Peter sah ihn nachdenklich an. Dann brachte er einen Briefumschlag zum Vorschein und zog ein bräunliches Stück Schnur daraus hervor.

«Das ist ein Stück Schnürsenkel von diesem George Bartlett», erklärte er. «Die Schuhe standen heute früh vor seiner Tür; und da hab ich’s abgemacht, für alle Fälle.»

«Für welche Fälle?»

«Na, dass er der Mörder ist. Er war der Letzte, der sie gesehen hat, und so was ist doch immer furchtbar verdächtig. Gibt’s bald Essen? Ich hab einen Riesenhunger. Wie lang das immer dauert vom Tee bis zum Abendessen! Ach, da ist ja Onkel Hugo. Ich hab gar nicht gewusst, dass Mum ihn hergeholt hat. Das macht sie immer, wenn sie in der Patsche sitzt. Da kommt Josie.
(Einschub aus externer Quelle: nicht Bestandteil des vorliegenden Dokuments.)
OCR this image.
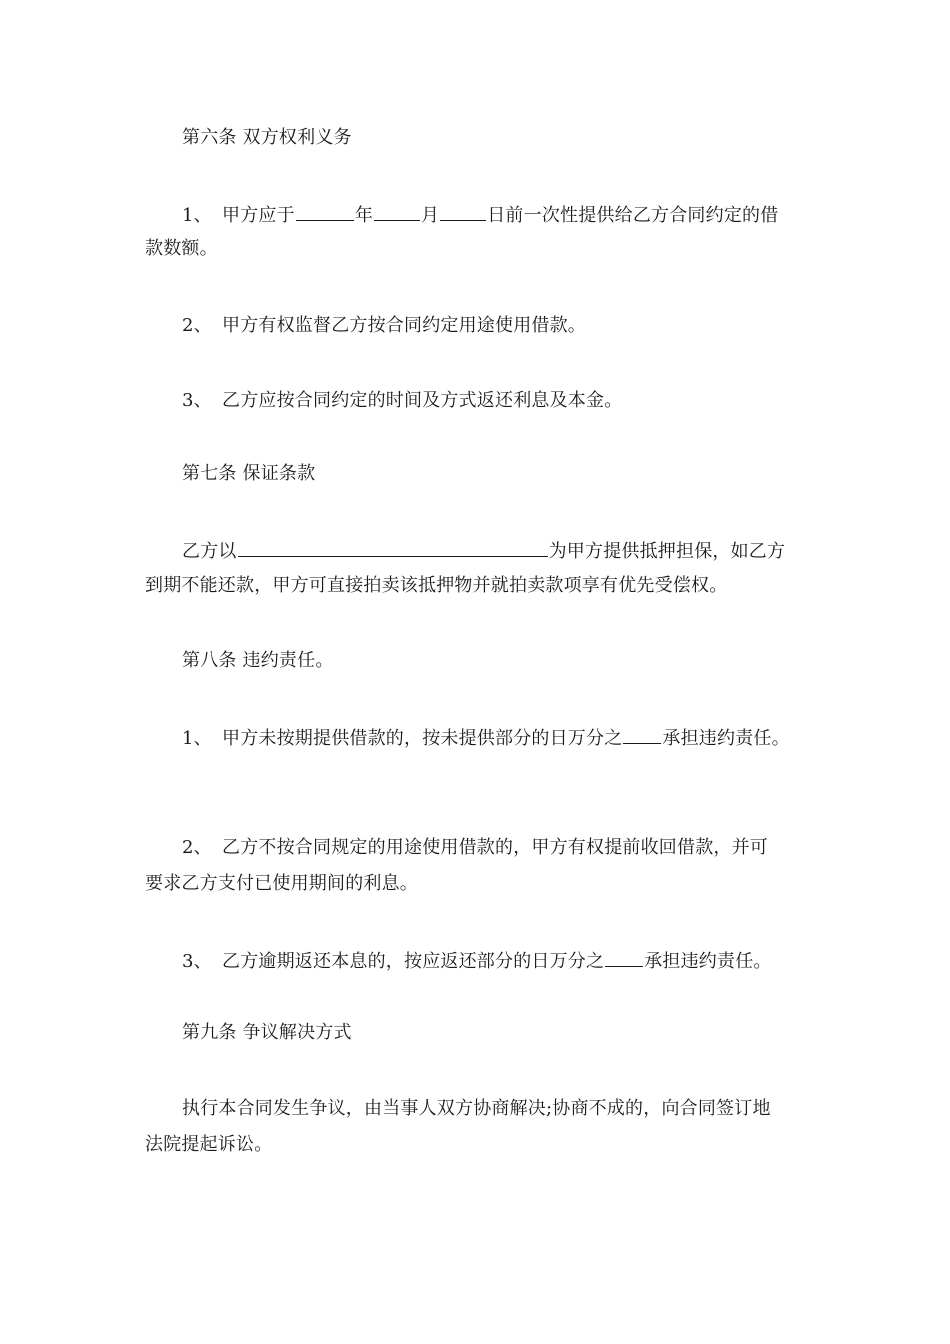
第六条 双方权利义务
1、 甲方应于	年	月	日前一次性提供给乙方合同约定的借
款数额。
2、 甲方有权监督乙方按合同约定用途使用借款。
3、 乙方应按合同约定的时间及方式返还利息及本金。
第七条 保证条款
乙方以	为甲方提供抵押担保，如乙方
到期不能还款，甲方可直接拍卖该抵押物并就拍卖款项享有优先受偿权。
第八条 违约责任。
1、 甲方未按期提供借款的，按未提供部分的日万分之 承担违约责任。
2、 乙方不按合同规定的用途使用借款的，甲方有权提前收回借款，并可
要求乙方支付已使用期间的利息。
3、 乙方逾期返还本息的，按应返还部分的日万分之 承担违约责任。
第九条 争议解决方式
执行本合同发生争议，由当事人双方协商解决;协商不成的，向合同签订地
法院提起诉讼。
Tag, Josie!»

Josephine Turner blieb stehen, sichtlich erstaunt, Mrs. Bantry und Miss Marple zu sehen.

«Guten Tag, Miss Turner», sagte Mrs. Bantry freundlich. «Wir wollen hier ein bisschen Detektiv spielen.»

Josie sah sich mit einem schnellen, schuldbewussten Blick um und sagte leise: «Es ist schrecklich. Die Leute wissen es noch nicht, weil es noch nicht in der Zeitung steht, aber bald wird mir jeder hier Fragen stellen. Das ist so peinlich, ich weiß gar nicht, was ich dann sagen soll.»

«Ja, das wird nicht ganz einfach für Sie werden», sagte Miss Marple.

Ihr Mitgefühl tat Josie wohl, und sie sah Miss Marple wehmütig an.

«Mr. Prestcott hat mich gebeten, nicht darüber zu sprechen», sagte sie. «Das ist ja schön und gut, aber alle hier werden Näheres wissen wollen, und man kann die Leute doch nicht vor den Kopf stoßen, oder? Mr. Prestcott sagt, er hofft, dass ich es schaffe, einfach so weiterzumachen wie bisher. Er war ja ziemlich wütend, also werde ich mir natürlich alle Mühe geben. Aber ich sehe gar nicht ein, dass ich an allem schuld sein soll.»

«Wären Sie so freundlich, mir eine etwas direkte Frage zu beantworten, Miss Turner?», wandte Sir Henry sich an sie.

«Fragen Sie, was immer Sie wollen», lautete Josies ein wenig heuchlerische Antwort.

«Hat es zwischen Ihnen, Mrs. Jefferson und Mr. Gaskell Unstimmigkeiten wegen der ganzen Angelegenheit gegeben?»

«Wegen des Mordes, meinen Sie?»

«Nein, nicht deswegen.»

Josie schlang die Finger ineinander und erwiderte etwas mürrisch: «Ja und nein, könnte man sagen. Gesagt haben sie nichts, aber ich glaube, sie geben mir die Schuld – daran, dass Mr. Jefferson sich so für Ruby interessiert hat, meine ich. Aber ich konnte doch nichts dafür! So was passiert eben, und ich hab vorher nicht im Traum daran gedacht, dass es passieren würde, nicht eine Sekunde! Ich – ich war selber sprachlos.»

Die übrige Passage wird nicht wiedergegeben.